An anesthetic (anaesthetic in British English) is a drug that causes anesthesia, which is a reversible loss of sensation. Anesthetics contrast with analgesics (painkillers), which relieve pain without eliminating sensation. These drugs are generally administered to facilitate surgery. A wide variety of drugs are used in modern anesthetic practice. Many are rarely used outside of anesthesia, although others are used commonly by all disciplines. Anesthetics are categorized into two classes: general anesthetics, which cause a reversible loss of consciousness, and local anesthetics, which cause a reversible loss of sensation for a limited region of the body while maintaining consciousness. Combinations of anesthetics are sometimes used for their synergistic and additive therapeutic effects. Adverse effects, however, may also be increased.
Each of the local anesthetics have the suffix "-caine" in their names.
Local anesthetics are agents that prevent transmission of nerve impulses without causing unconsciousness. They act by binding to fast sodium channels from within (in an open state). Local anesthetics can be either ester- or amide-based.

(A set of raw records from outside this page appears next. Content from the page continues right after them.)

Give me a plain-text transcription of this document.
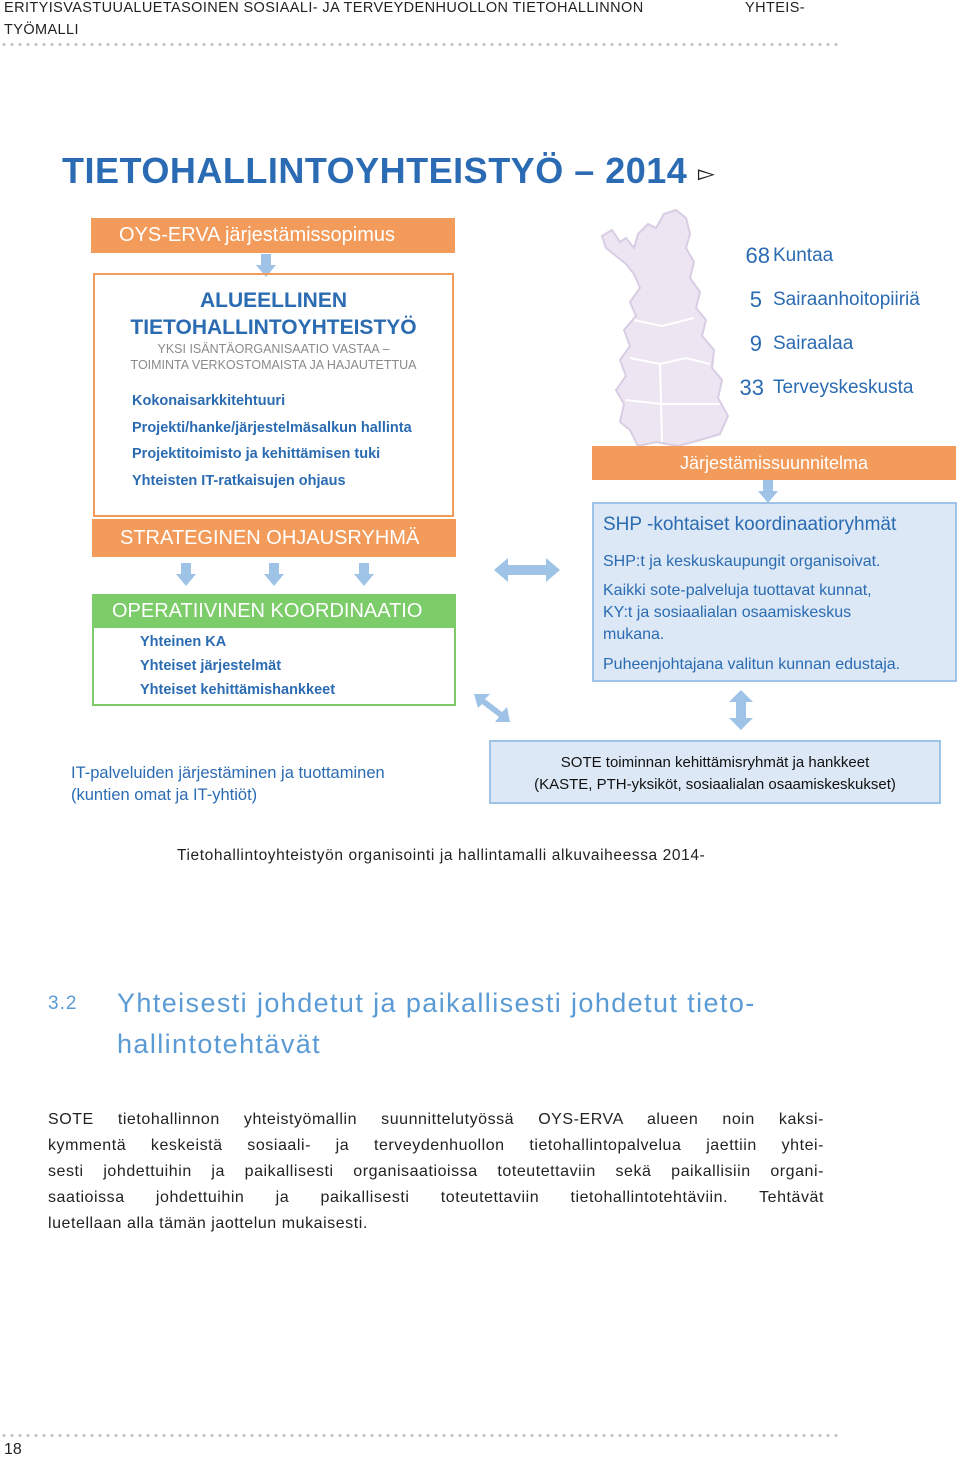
ERITYISVASTUUALUETASOINEN SOSIAALI- JA TERVEYDENHUOLLON TIETOHALLINNON	YHTEIS-
TYÖMALLI
TIETOHALLINTOYHTEISTYÖ – 2014 ▻
OYS-ERVA järjestämissopimus
ALUEELLINEN
TIETOHALLINTOYHTEISTYÖ
YKSI ISÄNTÄORGANISAATIO VASTAA –
TOIMINTA VERKOSTOMAISTA JA HAJAUTETTUA
Kokonaisarkkitehtuuri
Projekti/hanke/järjestelmäsalkun hallinta
Projektitoimisto ja kehittämisen tuki
Yhteisten IT-ratkaisujen ohjaus
STRATEGINEN OHJAUSRYHMÄ
OPERATIIVINEN KOORDINAATIO
Yhteinen KA
Yhteiset järjestelmät
Yhteiset kehittämishankkeet
68 Kuntaa
5 Sairaanhoitopiiriä
9 Sairaalaa
33 Terveyskeskusta
Järjestämissuunnitelma
SHP -kohtaiset koordinaatioryhmät
SHP:t ja keskuskaupungit organisoivat.
Kaikki sote-palveluja tuottavat kunnat,
KY:t ja sosiaalialan osaamiskeskus
mukana.
Puheenjohtajana valitun kunnan edustaja.
IT-palveluiden järjestäminen ja tuottaminen
(kuntien omat ja IT-yhtiöt)
SOTE toiminnan kehittämisryhmät ja hankkeet
(KASTE, PTH-yksiköt, sosiaalialan osaamiskeskukset)
Tietohallintoyhteistyön organisointi ja hallintamalli alkuvaiheessa 2014-
3.2 Yhteisesti johdetut ja paikallisesti johdetut tieto-
hallintotehtävät
SOTE tietohallinnon yhteistyömallin suunnittelutyössä OYS-ERVA alueen noin kaksi-
kymmentä keskeistä sosiaali- ja terveydenhuollon tietohallintopalvelua jaettiin yhtei-
sesti johdettuihin ja paikallisesti organisaatioissa toteutettaviin sekä paikallisiin organi-
saatioissa johdettuihin ja paikallisesti toteutettaviin tietohallintotehtäviin. Tehtävät
luetellaan alla tämän jaottelun mukaisesti.
18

Ester local anesthetics (e.g., procaine, amethocaine, cocaine, benzocaine, tetracaine) are generally unstable in solution and fast-acting, and allergic reactions are common.
Amide local anesthetics (e.g., lidocaine, prilocaine, bupivicaine, levobupivacaine, ropivacaine, mepivacaine, dibucaine and etidocaine) are generally heat-stable, with a long shelf life (around 2 years). They have a slower onset and longer half-life than ester anesthetics, and are usually racemic mixtures, with the exception of levobupivacaine (which is S(-) -bupivacaine) and ropivacaine (S(-)-ropivacaine). These agents are generally used within regional and epidural or spinal techniques, due to their longer duration of action, which provides adequate analgesia for surgery, labor, and symptomatic relief.
Only preservative-free local anesthetic agents may be injected intrathecally.